Jane & Paul Bowles, «Lettres 1946-1970»
Hachette Littératures
Photo de famille
Myriam Blanc et sa compagne ont chacune mis au monde une fille issue d’une insémination artificielle avec donneur anonyme, réalisée en Belgique. Ce récit autobiographique aborde sans surprise toutes les questions qui se posent dans les aventures homoparentales. Mais bien loin du style académique des experts, ce témoignage, qui ne manque pas d’humour, a le mérite de décrisper l’atmosphère qui enveloppe encore trop souvent le débat. C.M.

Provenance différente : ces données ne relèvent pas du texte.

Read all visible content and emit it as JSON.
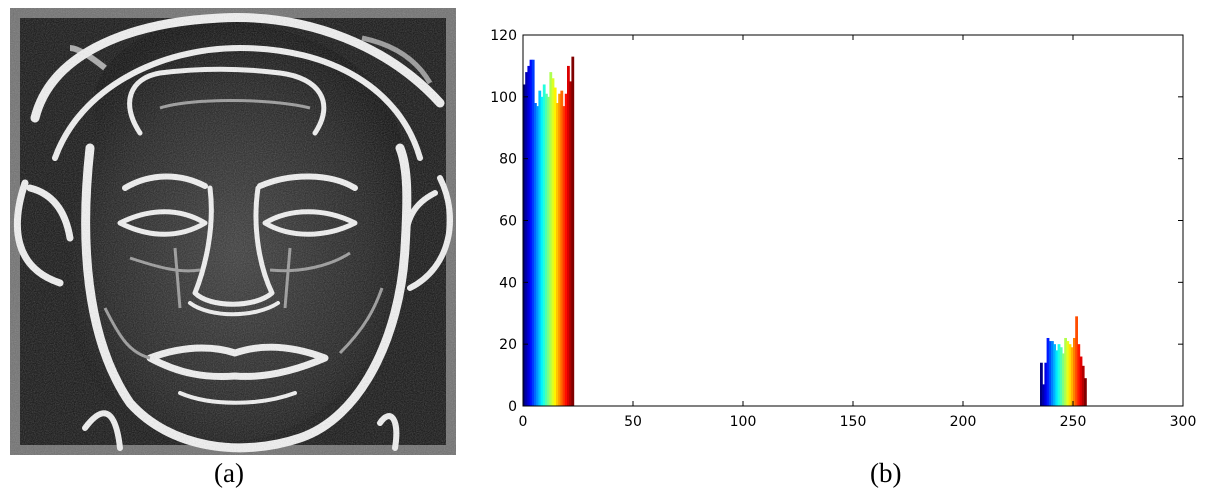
{
  "captions": {
    "a": "(a)",
    "b": "(b)"
  },
  "chart_data": {
    "type": "bar",
    "title": "",
    "xlabel": "",
    "ylabel": "",
    "xlim": [
      0,
      300
    ],
    "ylim": [
      0,
      120
    ],
    "xticks": [
      0,
      50,
      100,
      150,
      200,
      250,
      300
    ],
    "yticks": [
      0,
      20,
      40,
      60,
      80,
      100,
      120
    ],
    "grid": false,
    "colormap": "jet",
    "x": [
      0,
      1,
      2,
      3,
      4,
      5,
      6,
      7,
      8,
      9,
      10,
      11,
      12,
      13,
      14,
      15,
      16,
      17,
      18,
      19,
      20,
      21,
      22,
      235,
      236,
      237,
      238,
      239,
      240,
      241,
      242,
      243,
      244,
      245,
      246,
      247,
      248,
      249,
      250,
      251,
      252,
      253,
      254,
      255
    ],
    "values": [
      104,
      108,
      110,
      112,
      112,
      98,
      97,
      102,
      100,
      104,
      101,
      100,
      108,
      106,
      103,
      98,
      101,
      102,
      97,
      101,
      110,
      105,
      113,
      14,
      7,
      14,
      22,
      21,
      21,
      20,
      18,
      20,
      19,
      17,
      22,
      21,
      20,
      19,
      22,
      29,
      20,
      16,
      13,
      9
    ]
  }
}
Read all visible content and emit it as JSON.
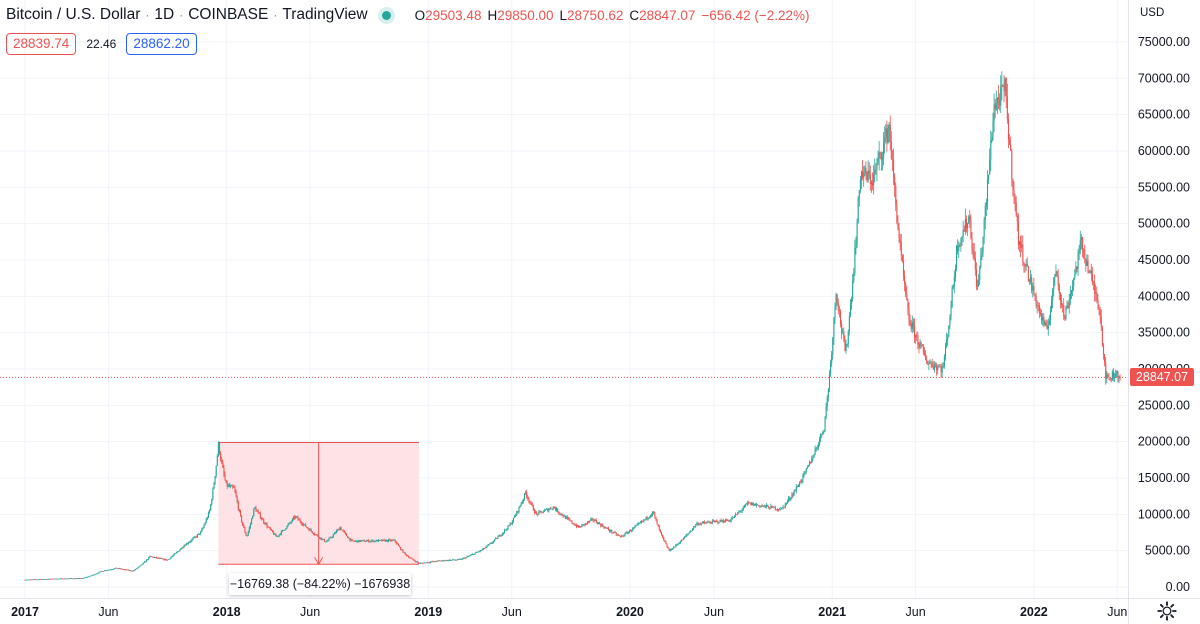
{
  "header": {
    "symbol": "Bitcoin / U.S. Dollar",
    "interval": "1D",
    "exchange": "COINBASE",
    "source": "TradingView",
    "separator": "·"
  },
  "ohlc": {
    "open_label": "O",
    "open": "29503.48",
    "high_label": "H",
    "high": "29850.00",
    "low_label": "L",
    "low": "28750.62",
    "close_label": "C",
    "close": "28847.07",
    "change": "−656.42 (−2.22%)"
  },
  "quote": {
    "bid": "28839.74",
    "spread": "22.46",
    "ask": "28862.20"
  },
  "price_scale": {
    "currency": "USD",
    "last_price": "28847.07"
  },
  "measure": {
    "label": "−16769.38 (−84.22%) −1676938"
  },
  "colors": {
    "up": "#26a69a",
    "down": "#ef5350",
    "grid": "#f0f3fa",
    "measure_fill": "#fde0e2",
    "measure_stroke": "#ef5350",
    "text": "#131722"
  },
  "chart_data": {
    "type": "candlestick",
    "title": "Bitcoin / U.S. Dollar",
    "ylim": [
      0,
      77500
    ],
    "y_ticks": [
      0,
      5000,
      10000,
      15000,
      20000,
      25000,
      30000,
      35000,
      40000,
      45000,
      50000,
      55000,
      60000,
      65000,
      70000,
      75000
    ],
    "y_tick_labels": [
      "0.00",
      "5000.00",
      "10000.00",
      "15000.00",
      "20000.00",
      "25000.00",
      "30000.00",
      "35000.00",
      "40000.00",
      "45000.00",
      "50000.00",
      "55000.00",
      "60000.00",
      "65000.00",
      "70000.00",
      "75000.00"
    ],
    "x_range": [
      "2017-01-01",
      "2022-06-06"
    ],
    "x_ticks": [
      {
        "date": "2017-01-01",
        "label": "2017",
        "bold": true
      },
      {
        "date": "2017-06-01",
        "label": "Jun",
        "bold": false
      },
      {
        "date": "2018-01-01",
        "label": "2018",
        "bold": true
      },
      {
        "date": "2018-06-01",
        "label": "Jun",
        "bold": false
      },
      {
        "date": "2019-01-01",
        "label": "2019",
        "bold": true
      },
      {
        "date": "2019-06-01",
        "label": "Jun",
        "bold": false
      },
      {
        "date": "2020-01-01",
        "label": "2020",
        "bold": true
      },
      {
        "date": "2020-06-01",
        "label": "Jun",
        "bold": false
      },
      {
        "date": "2021-01-01",
        "label": "2021",
        "bold": true
      },
      {
        "date": "2021-06-01",
        "label": "Jun",
        "bold": false
      },
      {
        "date": "2022-01-01",
        "label": "2022",
        "bold": true
      },
      {
        "date": "2022-06-01",
        "label": "Jun",
        "bold": false
      }
    ],
    "last_price": 28847.07,
    "price_path": [
      [
        "2017-01-01",
        1000
      ],
      [
        "2017-03-01",
        1150
      ],
      [
        "2017-04-15",
        1200
      ],
      [
        "2017-05-20",
        2200
      ],
      [
        "2017-06-15",
        2600
      ],
      [
        "2017-07-15",
        2200
      ],
      [
        "2017-08-15",
        4200
      ],
      [
        "2017-09-15",
        3700
      ],
      [
        "2017-10-15",
        5700
      ],
      [
        "2017-11-15",
        7500
      ],
      [
        "2017-12-01",
        10500
      ],
      [
        "2017-12-17",
        19600
      ],
      [
        "2017-12-31",
        14000
      ],
      [
        "2018-01-15",
        13500
      ],
      [
        "2018-02-06",
        6900
      ],
      [
        "2018-02-20",
        11000
      ],
      [
        "2018-04-01",
        6900
      ],
      [
        "2018-05-05",
        9700
      ],
      [
        "2018-06-30",
        6200
      ],
      [
        "2018-07-25",
        8200
      ],
      [
        "2018-08-15",
        6300
      ],
      [
        "2018-11-01",
        6400
      ],
      [
        "2018-11-20",
        4500
      ],
      [
        "2018-12-15",
        3250
      ],
      [
        "2019-01-20",
        3600
      ],
      [
        "2019-03-01",
        3800
      ],
      [
        "2019-04-10",
        5200
      ],
      [
        "2019-05-30",
        8700
      ],
      [
        "2019-06-26",
        13000
      ],
      [
        "2019-07-15",
        10000
      ],
      [
        "2019-08-15",
        11000
      ],
      [
        "2019-09-30",
        8200
      ],
      [
        "2019-10-26",
        9300
      ],
      [
        "2019-12-15",
        6900
      ],
      [
        "2020-02-12",
        10300
      ],
      [
        "2020-03-12",
        5000
      ],
      [
        "2020-04-30",
        8700
      ],
      [
        "2020-06-30",
        9200
      ],
      [
        "2020-08-01",
        11500
      ],
      [
        "2020-10-01",
        10700
      ],
      [
        "2020-11-15",
        16000
      ],
      [
        "2020-12-17",
        22000
      ],
      [
        "2021-01-08",
        41000
      ],
      [
        "2021-01-25",
        32000
      ],
      [
        "2021-02-21",
        57000
      ],
      [
        "2021-03-15",
        56000
      ],
      [
        "2021-04-14",
        63500
      ],
      [
        "2021-05-19",
        37000
      ],
      [
        "2021-06-22",
        31000
      ],
      [
        "2021-07-20",
        30000
      ],
      [
        "2021-08-15",
        47000
      ],
      [
        "2021-09-06",
        51000
      ],
      [
        "2021-09-21",
        41000
      ],
      [
        "2021-10-20",
        66000
      ],
      [
        "2021-11-10",
        68500
      ],
      [
        "2021-12-04",
        48000
      ],
      [
        "2022-01-24",
        35000
      ],
      [
        "2022-02-10",
        44000
      ],
      [
        "2022-02-25",
        37000
      ],
      [
        "2022-03-28",
        47500
      ],
      [
        "2022-04-30",
        38500
      ],
      [
        "2022-05-12",
        28500
      ],
      [
        "2022-05-31",
        29500
      ],
      [
        "2022-06-06",
        28847
      ]
    ],
    "measure_tool": {
      "x_start": "2017-12-17",
      "x_end": "2018-12-15",
      "y_start": 19891,
      "y_end": 3122,
      "change": -16769.38,
      "change_pct": -84.22
    }
  }
}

Myriam Blanc, «Et elles eurent beaucoup d’enfants…»,
Ed. Le bec en l’air
Grisélidis forever
En guise de testament, Grisélidis Réal, disparue ce printemps, nous a laissé son petit répertoire. Le carnet de bal d’une courtisane se lit en quelques verres de vin, à la terrasse d’un bistrot des Pâquis ou d’ailleurs. Une liste d’hommes, de bites, de manies et de tarifs. Un petit objet fonctionnel, trivial, qui devient inopinément le manuel par l’exemple de toute une vie de travail et d’amour. A.G.

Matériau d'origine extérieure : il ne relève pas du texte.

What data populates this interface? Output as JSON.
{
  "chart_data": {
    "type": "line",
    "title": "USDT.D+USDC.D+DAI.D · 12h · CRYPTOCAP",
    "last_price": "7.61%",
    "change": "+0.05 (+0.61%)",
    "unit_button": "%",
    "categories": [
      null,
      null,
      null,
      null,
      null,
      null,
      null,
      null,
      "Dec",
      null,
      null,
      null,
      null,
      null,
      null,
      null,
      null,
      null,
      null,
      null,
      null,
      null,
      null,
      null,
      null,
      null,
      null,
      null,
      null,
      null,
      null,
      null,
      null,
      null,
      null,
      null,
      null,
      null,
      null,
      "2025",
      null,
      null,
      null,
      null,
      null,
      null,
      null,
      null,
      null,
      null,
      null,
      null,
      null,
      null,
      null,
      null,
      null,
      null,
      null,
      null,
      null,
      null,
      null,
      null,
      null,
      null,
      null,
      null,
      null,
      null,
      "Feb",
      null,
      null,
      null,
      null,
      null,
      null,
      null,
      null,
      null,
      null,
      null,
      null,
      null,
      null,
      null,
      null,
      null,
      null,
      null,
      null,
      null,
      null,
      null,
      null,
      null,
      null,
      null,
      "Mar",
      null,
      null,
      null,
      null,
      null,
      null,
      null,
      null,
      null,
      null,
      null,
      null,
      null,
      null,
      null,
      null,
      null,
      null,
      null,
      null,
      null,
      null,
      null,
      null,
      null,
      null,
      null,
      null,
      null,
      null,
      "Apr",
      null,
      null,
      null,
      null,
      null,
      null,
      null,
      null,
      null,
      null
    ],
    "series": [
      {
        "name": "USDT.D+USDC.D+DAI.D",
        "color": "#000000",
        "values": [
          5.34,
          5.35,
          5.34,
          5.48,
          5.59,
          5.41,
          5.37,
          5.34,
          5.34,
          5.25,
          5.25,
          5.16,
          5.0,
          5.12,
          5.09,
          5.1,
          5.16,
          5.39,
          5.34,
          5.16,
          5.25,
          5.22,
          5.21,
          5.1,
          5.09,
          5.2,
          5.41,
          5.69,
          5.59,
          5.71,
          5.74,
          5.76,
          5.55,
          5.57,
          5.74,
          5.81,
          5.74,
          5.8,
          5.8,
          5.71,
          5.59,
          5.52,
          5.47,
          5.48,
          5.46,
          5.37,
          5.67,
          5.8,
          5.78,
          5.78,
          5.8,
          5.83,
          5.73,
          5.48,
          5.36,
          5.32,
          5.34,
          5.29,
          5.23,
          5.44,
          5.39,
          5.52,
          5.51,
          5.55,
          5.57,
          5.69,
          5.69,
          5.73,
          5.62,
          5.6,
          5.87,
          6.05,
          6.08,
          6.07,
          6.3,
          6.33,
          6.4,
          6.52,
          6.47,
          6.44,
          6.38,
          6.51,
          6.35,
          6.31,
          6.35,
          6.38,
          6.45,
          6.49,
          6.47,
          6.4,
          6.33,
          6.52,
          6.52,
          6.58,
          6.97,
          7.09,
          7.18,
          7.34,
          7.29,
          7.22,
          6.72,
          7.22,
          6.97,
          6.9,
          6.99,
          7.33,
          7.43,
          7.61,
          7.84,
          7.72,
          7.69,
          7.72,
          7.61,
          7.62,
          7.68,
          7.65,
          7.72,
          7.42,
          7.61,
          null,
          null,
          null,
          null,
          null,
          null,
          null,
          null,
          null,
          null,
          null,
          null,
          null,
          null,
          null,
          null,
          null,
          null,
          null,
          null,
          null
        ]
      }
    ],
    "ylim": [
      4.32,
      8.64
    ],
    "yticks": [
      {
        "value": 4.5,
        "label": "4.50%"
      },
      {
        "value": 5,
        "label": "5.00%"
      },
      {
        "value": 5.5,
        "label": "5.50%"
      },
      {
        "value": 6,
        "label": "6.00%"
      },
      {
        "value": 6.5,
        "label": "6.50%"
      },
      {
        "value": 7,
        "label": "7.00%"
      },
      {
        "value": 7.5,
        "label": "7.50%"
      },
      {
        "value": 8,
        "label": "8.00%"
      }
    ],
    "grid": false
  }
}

Grisélidis Réal, «Carnet de bal d’une courtisane», Ed. Verticales
Nique la Rep!
Alors que partout le discours hyper intégrateur des minorités fait rage, A bas les ghettos, Vive la République, dans Sexpolitiques, le second volet de Queer Zone, Marie-Hélène Bourcier nique la Rep. Et ça fait du bien. La Rep, c’est ce qui reste quand on a tout enlevé du mot République, que cette chirurgie a pris soin de lui retirer ce qui composait les différences, pour lui préférer le modèle unique du citoyen prétendument universel, mais qui n’est en réalité que l’homme blanc et hétérosexuel. Le queer se présente alors comme une résistance dans le champ des genres à la République intégrationiste-excluante. De Madonna, Virginie Despentes, Ovidie, aux sissy, transgenres, trans, gouines, gouins, butchs, fems, bears, le queer ne devient pas une nouvelle norme, mais un lieu révolutionnaire riche de promesses où niquer la Rep, à partir de l’élaboration d’un savoir propre et de la «self construction» d’une identité mutante. I.Z.

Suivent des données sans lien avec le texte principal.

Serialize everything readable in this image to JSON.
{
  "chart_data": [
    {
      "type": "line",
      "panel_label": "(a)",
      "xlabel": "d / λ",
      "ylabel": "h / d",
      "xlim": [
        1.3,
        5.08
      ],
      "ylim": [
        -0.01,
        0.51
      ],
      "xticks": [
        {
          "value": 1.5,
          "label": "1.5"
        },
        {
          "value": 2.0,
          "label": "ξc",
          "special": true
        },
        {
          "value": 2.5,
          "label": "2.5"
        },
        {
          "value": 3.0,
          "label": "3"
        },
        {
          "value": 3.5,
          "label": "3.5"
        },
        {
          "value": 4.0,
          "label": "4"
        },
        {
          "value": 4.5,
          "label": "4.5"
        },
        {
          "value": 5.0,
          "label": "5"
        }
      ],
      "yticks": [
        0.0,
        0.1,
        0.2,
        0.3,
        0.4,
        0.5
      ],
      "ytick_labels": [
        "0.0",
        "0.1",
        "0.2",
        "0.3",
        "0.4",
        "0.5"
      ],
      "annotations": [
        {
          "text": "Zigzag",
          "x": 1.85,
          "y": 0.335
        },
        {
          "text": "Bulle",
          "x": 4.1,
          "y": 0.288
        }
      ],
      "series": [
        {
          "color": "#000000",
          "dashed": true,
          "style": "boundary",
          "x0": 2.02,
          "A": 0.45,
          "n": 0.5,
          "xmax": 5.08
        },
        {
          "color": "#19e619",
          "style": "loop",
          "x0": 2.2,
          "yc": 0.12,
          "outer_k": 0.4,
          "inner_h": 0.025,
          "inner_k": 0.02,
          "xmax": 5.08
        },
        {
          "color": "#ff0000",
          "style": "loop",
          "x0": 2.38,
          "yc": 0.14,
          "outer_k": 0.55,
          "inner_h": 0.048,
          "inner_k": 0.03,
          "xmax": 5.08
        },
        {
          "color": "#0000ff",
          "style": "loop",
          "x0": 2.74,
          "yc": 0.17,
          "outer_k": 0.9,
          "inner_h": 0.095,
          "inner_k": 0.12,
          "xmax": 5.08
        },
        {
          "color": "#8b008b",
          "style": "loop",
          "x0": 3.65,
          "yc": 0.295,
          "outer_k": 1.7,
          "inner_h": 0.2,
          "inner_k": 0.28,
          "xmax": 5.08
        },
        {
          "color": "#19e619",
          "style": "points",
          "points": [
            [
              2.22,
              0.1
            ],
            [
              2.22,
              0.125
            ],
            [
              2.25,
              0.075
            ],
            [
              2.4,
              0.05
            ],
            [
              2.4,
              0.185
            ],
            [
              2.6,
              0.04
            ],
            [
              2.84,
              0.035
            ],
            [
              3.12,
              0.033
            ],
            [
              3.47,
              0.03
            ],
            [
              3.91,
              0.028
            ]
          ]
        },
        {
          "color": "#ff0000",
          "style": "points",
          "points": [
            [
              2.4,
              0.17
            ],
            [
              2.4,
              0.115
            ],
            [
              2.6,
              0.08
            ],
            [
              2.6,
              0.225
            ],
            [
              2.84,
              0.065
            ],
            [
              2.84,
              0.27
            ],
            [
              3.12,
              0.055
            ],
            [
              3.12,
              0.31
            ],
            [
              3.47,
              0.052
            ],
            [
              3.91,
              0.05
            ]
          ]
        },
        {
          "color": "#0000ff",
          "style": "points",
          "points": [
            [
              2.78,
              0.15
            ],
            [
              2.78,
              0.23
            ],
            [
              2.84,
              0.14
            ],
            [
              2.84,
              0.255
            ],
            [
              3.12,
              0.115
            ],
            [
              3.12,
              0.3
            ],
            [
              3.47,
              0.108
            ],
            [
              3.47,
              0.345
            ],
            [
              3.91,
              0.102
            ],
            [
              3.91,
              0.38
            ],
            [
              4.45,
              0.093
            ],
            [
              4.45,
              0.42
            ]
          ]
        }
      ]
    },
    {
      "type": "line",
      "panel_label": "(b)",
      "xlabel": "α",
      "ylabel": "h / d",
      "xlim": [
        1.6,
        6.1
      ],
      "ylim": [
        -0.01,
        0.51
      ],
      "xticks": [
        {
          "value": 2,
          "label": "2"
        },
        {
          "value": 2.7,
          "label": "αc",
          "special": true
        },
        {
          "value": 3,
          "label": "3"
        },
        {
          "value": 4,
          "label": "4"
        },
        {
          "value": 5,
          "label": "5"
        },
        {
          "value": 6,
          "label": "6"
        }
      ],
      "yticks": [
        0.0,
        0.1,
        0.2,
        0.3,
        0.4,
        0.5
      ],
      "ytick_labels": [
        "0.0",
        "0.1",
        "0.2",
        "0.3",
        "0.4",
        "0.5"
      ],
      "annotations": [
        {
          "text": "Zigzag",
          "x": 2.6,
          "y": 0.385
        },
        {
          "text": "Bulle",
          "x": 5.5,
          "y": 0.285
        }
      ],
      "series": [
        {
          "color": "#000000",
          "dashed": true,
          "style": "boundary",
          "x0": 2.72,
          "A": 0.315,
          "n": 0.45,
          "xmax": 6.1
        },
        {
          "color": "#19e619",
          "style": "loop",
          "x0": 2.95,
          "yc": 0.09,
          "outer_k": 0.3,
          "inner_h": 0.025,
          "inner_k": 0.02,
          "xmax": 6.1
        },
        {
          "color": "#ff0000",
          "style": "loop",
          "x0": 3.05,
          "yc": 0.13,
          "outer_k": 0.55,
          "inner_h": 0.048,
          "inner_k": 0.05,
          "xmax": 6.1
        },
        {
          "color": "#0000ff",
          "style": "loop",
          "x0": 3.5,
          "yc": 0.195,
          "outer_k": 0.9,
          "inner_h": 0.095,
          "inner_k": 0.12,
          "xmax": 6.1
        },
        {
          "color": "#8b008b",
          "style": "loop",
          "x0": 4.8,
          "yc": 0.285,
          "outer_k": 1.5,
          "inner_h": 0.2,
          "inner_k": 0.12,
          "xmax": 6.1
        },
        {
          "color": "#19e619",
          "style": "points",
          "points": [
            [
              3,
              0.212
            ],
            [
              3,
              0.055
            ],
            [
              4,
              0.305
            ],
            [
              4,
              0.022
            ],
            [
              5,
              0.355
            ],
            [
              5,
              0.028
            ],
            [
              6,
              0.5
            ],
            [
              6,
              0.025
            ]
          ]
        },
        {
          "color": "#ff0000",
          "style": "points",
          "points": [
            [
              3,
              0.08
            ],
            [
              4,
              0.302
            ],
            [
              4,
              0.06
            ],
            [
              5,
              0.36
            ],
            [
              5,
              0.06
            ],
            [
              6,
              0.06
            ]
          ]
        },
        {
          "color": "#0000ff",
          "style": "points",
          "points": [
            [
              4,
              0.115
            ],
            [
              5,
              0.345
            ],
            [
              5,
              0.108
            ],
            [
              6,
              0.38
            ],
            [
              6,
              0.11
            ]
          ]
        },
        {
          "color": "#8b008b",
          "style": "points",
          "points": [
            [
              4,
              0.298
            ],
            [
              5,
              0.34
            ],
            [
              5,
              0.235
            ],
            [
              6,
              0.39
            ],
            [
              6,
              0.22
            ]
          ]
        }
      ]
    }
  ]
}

Marie-Hélène Bourcier, «Sexpolitiques,
Queer Zones 2», Ed. La Fabrique
Hitler par un trou de serrure
Récemment réédité en poche 66 ans après sa publication originale en Suisse, Hitler m’a dit est un témoignage palpitant où celui qui en 1933 vient d’être désigné chancelier du Reich apparaît successivement prophète païen, maîtresse de maison hystérique, ou chef de guerre vociférant sur ses collaborateurs. L’auteur, alors un dignitaire provincial sympathisant à la cause nazie, écoute et observe le Führer, ainsi que son entourage, composé d’individus tour à tour serviles et implacables, cyniques et mièvres. En pénétrant dans ces portraits et dialogues comme par un trou de serrure, on balance entre rire et effroi. Ce dernier s’impose, progressivement, tandis qu’Hitler organise le chaos dans lequel il plonge son pays, avant d’y laisser s’engouffrer l’Europe toute entière. A.G.
Herrmann Rauschning, «Hitler m’a dit»,
Ed. Hachette / Pluriel
Quatre copains dans le vent
Il y a Camille, la technicienne de surface qui refuse de manger, Franck, le cuistot doué aux gags trop lourds, Philibert, vendeur de cartes postales, au grand désespoir de sa noble famille. Et puis Paulette, la grand-mère de Franck, si triste d’avoir dû quitter sa maisonnette pour un EMS en béton. Quatre éclopés de la vie, dont les destins vont bientôt se croiser, puis se rejoindre pour une tendre histoire d’amour. Avec ces personnages attachants, une écriture chaleureuse, Anna Gavalda signe-là un roman optimiste sur les relations humaines. Un parfait roman d’été. C.M.